“Is She in a Coma, or Is She Dead?”

Elizabeth Bluemle -- June 22nd, 2012

If you’ve ever worked in a bookstore — or, for that matter, shopped in one — you’ll know that booksellers do a fair amount of detective work. Every day, we track down books people have heard about on the radio or from friends, cobble together titles from fragments of customer memory, and plumb our own reading experiences to make matches with the keywords our patrons conjure.

The title someone is certain is Jesus’ Feet turns out to be Bruce Feller’s Walking the Bible.

The “book about dogs who can hear people’s thoughts” is slightly inaccurate, but gives us more than enough to lead immediately to Patrick Ness’s The Knife of Never Letting Go.

The Bill Bryson book about space that a customer read about in the Wall Street Journal  is actually Mary Roach’s Packing for Mars, which the customer in fact heard about on NPR.

“Not The Magicians, but that other book that came out around the same time that was also really really good” happens to be Justin Cronin’s The Passage.

I’m not exactly sure how we nail some of these, but those lightning bolt “Eureka!” moments happen all the time.

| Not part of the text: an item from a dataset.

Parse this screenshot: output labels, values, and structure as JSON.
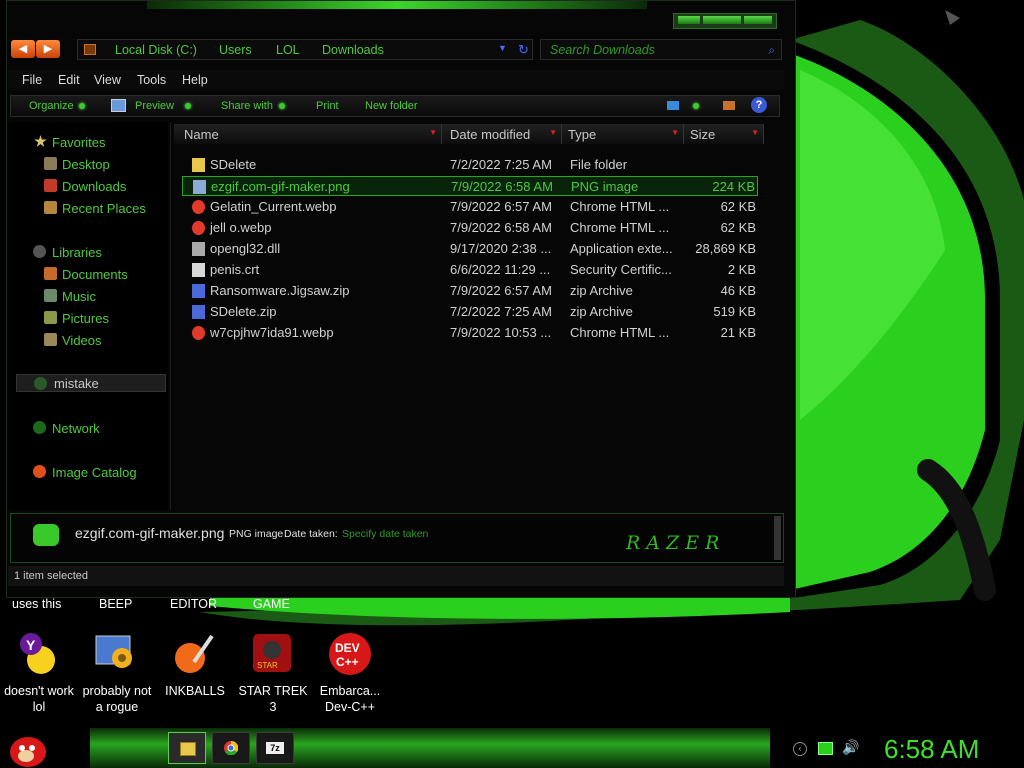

Doing this for almost 16 years has given us a pretty strong foothold in what’s published out there, but we’re also convinced that sometimes titles just pop into the atmosphere like helpful ectoplasm, waiting to be plucked from the air. (Heck, it’s an old building; there are probably ghosts.)

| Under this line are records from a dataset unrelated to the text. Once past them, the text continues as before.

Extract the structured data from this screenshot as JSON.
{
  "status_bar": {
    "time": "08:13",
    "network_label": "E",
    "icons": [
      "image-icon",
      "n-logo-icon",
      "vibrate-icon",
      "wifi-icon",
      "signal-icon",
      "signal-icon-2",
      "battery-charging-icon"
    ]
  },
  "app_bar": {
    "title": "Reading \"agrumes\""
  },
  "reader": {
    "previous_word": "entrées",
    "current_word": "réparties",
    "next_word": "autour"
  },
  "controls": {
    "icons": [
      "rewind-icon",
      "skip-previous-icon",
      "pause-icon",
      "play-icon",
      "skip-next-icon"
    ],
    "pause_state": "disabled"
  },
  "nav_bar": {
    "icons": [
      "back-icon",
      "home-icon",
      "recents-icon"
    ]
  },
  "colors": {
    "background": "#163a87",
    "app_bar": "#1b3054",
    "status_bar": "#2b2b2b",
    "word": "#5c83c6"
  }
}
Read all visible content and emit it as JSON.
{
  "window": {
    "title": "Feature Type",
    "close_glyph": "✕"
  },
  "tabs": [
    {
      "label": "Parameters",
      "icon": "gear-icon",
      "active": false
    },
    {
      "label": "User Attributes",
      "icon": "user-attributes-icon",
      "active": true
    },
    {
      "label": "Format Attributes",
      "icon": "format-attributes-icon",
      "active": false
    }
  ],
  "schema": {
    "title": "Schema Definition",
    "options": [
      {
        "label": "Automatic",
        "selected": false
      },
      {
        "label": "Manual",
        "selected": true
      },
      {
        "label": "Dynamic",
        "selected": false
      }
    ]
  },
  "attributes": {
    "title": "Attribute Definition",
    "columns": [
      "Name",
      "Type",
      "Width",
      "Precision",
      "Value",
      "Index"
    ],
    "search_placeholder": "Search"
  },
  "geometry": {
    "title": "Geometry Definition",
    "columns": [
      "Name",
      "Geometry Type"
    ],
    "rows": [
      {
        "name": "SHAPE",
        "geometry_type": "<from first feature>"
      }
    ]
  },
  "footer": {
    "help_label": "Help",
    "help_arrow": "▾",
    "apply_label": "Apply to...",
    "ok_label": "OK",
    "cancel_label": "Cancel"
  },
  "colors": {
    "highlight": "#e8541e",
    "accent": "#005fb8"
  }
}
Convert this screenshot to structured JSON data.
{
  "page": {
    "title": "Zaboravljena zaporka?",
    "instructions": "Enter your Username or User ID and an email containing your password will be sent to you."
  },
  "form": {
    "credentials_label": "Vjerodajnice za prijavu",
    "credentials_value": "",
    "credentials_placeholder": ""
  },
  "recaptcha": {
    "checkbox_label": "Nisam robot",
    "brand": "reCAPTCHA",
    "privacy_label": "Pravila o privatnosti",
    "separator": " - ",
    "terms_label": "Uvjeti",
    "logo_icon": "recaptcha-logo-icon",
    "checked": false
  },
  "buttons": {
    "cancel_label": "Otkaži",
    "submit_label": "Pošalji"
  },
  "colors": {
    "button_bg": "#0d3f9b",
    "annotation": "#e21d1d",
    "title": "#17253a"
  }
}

Even fairly straightforward detective work brings outsized joy to a searching reader. Yesterday, Flying Pig staffer Kelly was helping a young teen in the YA section. Josie was in the office, and overheard this snippet of their conversation:

Kelly: “Can you tell me about the book you’re looking for?”

Girl: “It’s this book, and I think she’s dead in it, but she’s not sure….”

Josie, popping out from the back room: “Oh! Oh! Is she in a coma, or is she dead?”

Girl: “I’m not sure. My friend read it. I think she’s dead….”

Josie: “Is she trying to decide whether or not to die or stay alive?”

Girl: “Oh, yeah, maybe!”

Josie whips If I Stay by Gayle Forman off the shelf. “Is this it?”

Girl: (eyes alight) “YES!”

It’s delightful to make people happy with these (what seem to be) small miracles of identification, and I think it reinforces the benefits and serendipity of coming into a bookstore staffed by human beings. Until online stores add a super-sleuth algorithm to their search engines, we bricks-and-mortar types can add “Book Detective” to the long list of quirky hats we get to wear every day.

Readers, if you have any funny, improbable, or miraculous book identification anecdotes, please feel free to share!

33 thoughts on ““Is She in a Coma, or Is She Dead?”

  1. Annie

    I’ll never forget the angry library customer who couldn’t find a catalog entry for the “classic” Little Richard’s Almanac.

  2. Anais St.

    I’m not a bookseller, just a student/customer who loves to read Publisher’s Weekly. I remember going into a Borders store once for a book that I read as a kid. I couldn’t remember the name of the book but I approached the bookseller asking, “Do you have that book with the kid and the lion looking thing and it has letters at the beginning?” Very, very vague description but somehow he guessed that I was searching for The Neverending Story. I was so excited! Booksellers are saviors.

  3. Kym Lindsey

    Teenaged customer: I need a book about for class. Something about hands (puts hand up in the air and vaguely waves it around)

    Us: Farewell to Arms?

    TC: That’s it!!!

  4. Sarah M

    ah…one of my favorite moments was a few years back. I got a request for some garbled multi-syllable title and replied ‘Do you mean Shantaram? ‘ The customer was thrilled and the newbie bookseller I was training looked suitably impressed…

  5. Sharon

    It didn’t take a genius to figure out what she was after, but I’ll never forget the day an older woman came in looking for “Admiral Underwear”. 🙂

  6. Sofiya

    That is so true. In the past as a bookseller I’ve even found the right title with someone just describing the color of the cover.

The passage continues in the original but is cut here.